Frauen wenden im Schnitt täglich 1,5 Stunden mehr für Sorgearbeit auf als Männer, der Gender-Care-Gap beträgt 52 Prozent. Um dieses Ungleichgewicht zu verändern, muss nicht nur die Erwerbstätigkeit der Frauen gesteigert werden: Auch Männer müssen aktiviert werden, mehr Sorgearbeit zu übernehmen. Ein wichtiges Instrument, um eine partnerschaftliche und gerechte Aufteilung von Erwerbs- und Sorgearbeit zu fördern, sind flexiblere Arbeitszeitmodelle.

Dazu liegen bereits verschiedene Konzepte und Vorschläge auf dem Tisch, von denen hier eine Auswahl vorgestellt wird. Unter den Akteuren ist auch die GEW, die eine verkürzte Vollzeit für alle fordert. 2021 veröffentlichte sie das Diskussionspapier Feministische Zeitpolitik, darin plädiert sie für eine 32-Stunden-Woche bei vollem Lohn- und Personalausgleich.

Optionszeitmodell und Wahlarbeitszeitgesetz

Zu den Pionieren beim Thema Arbeitszeit zählt die IG Metall: Sie setzte 2018 die zeitweise verkürzte Vollzeit bis auf 28 Wochenstunden durch. Möglich ist dies für sechs bis 24 Monate, dann kann ein Folgeantrag gestellt werden. Wer Kinder erzieht oder Angehörige pflegt, kann zudem das Tarifliche Zusatzgeld (T-ZUG) in Zeit umwandeln und maximal acht weitere Tage im Jahr freinehmen.

Das Deutsche Jugendinstitut (DJI) und die Universität Bremen entwickelten das Optionszeitmodell mit Care-Zeitbudget. Dieses sieht vor, dass alle Beschäftigten etwa neun Jahre zur Verfügung haben, um die Erwerbsarbeit zu unterbrechen oder zu reduzieren, aber finanziell abgesichert sind. Sechs Jahre sind für Sorgearbeit, zwei Jahre für Weiterbildungen und ein Jahr für Selbstsorge gedacht.

Vom Deutschen Juristinnenbund (djb) kam bereits 2015 der Vorstoß für ein Wahlarbeitszeitgesetz: Arbeitgeber und Beschäftigte erstellen gemeinsam mit Betriebsräten und Gewerkschaften Arbeitszeitkonzepte und bringen so persönliche und betriebliche Interessen zusammen. Die Idee dahinter ist, dass eine selbstbestimmte Erwerbsbiografie mehr Gleichberechtigung ermöglicht.
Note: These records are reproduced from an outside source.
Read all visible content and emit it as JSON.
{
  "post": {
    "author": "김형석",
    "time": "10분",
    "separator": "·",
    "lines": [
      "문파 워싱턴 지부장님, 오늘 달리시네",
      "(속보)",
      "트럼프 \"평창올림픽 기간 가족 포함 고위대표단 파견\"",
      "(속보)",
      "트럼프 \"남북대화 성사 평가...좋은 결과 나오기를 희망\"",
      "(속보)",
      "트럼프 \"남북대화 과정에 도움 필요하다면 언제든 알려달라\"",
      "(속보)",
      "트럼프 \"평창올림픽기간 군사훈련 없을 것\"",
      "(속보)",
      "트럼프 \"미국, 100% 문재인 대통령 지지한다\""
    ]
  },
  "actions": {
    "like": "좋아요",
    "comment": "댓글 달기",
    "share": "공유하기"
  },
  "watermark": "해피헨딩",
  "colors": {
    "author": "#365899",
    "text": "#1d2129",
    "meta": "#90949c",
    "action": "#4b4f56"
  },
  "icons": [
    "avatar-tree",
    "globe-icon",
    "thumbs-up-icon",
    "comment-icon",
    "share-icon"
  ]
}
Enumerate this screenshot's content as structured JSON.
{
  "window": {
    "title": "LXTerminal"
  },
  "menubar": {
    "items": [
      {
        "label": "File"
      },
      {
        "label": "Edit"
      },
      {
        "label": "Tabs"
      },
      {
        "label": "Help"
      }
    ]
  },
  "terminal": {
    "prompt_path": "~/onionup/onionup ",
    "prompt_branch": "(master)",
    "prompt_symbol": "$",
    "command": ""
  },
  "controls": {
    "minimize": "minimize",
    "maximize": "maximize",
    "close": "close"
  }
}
Mehr Teilzeit in Westdeutschland

Neben neuen Arbeitszeitmodellen sind finanzielle Anreize möglich, um Lohn- und Sorgearbeit gerechter zu verteilen. Die Sachverständigenkommission für den 9. Familienbericht empfahl eine veränderte Aufteilung der Elternzeitmonate und eine Dynamisierung des Elterngeldes: Teilten sich beide Elternteile die Elternzeit gleichmäßig auf, erhielten sie über die gesamte Zeit 80 Prozent Einkommensersatz.

In ähnliche Richtungen denkt das zivilgesellschaftliche Bündnis „Sorgearbeit fair teilen“. Vor der Bundestagswahl 2021 veröffentlichte es sechs Forderungen, darunter: eine Entgeltersatzleistung für Pflegende, zehn Tage Freistellung für Väter beziehungsweise des zweiten Elternteils in der Zeit rund um die Geburt mit vollem Lohnersatz, die Abschaffung der Lohnsteuerklasse V und Einführung der Individualbesteuerung sowie die öffentliche Förderung haushaltsnaher Dienstleistungen.

Wie stark eine faire Aufteilung der Sorgearbeit derweil weiter mit dem Angebot der Kinderbetreuung zu tun hat, zeigten 2020 veröffentlichte Zahlen des Wirtschafts- und Sozialwissenschaftlichen Instituts (WSI) der Hans-Böckler-Stiftung. Demnach lag die Teilzeitquote der Frauen in Westdeutschland mit 48,6 Prozent deutlich über der in Ostdeutschland mit 34,7 Prozent. Zeitgleich wurden in den östlichen Bundesländern 41,4 Prozent der Kinder, die jünger als drei Jahre sind, und 74,8 Prozent der Drei- bis Sechsjährigen ganztags nicht zu Hause betreut. Im Westen waren es nur 14,3 beziehungsweise 40,5 Prozent.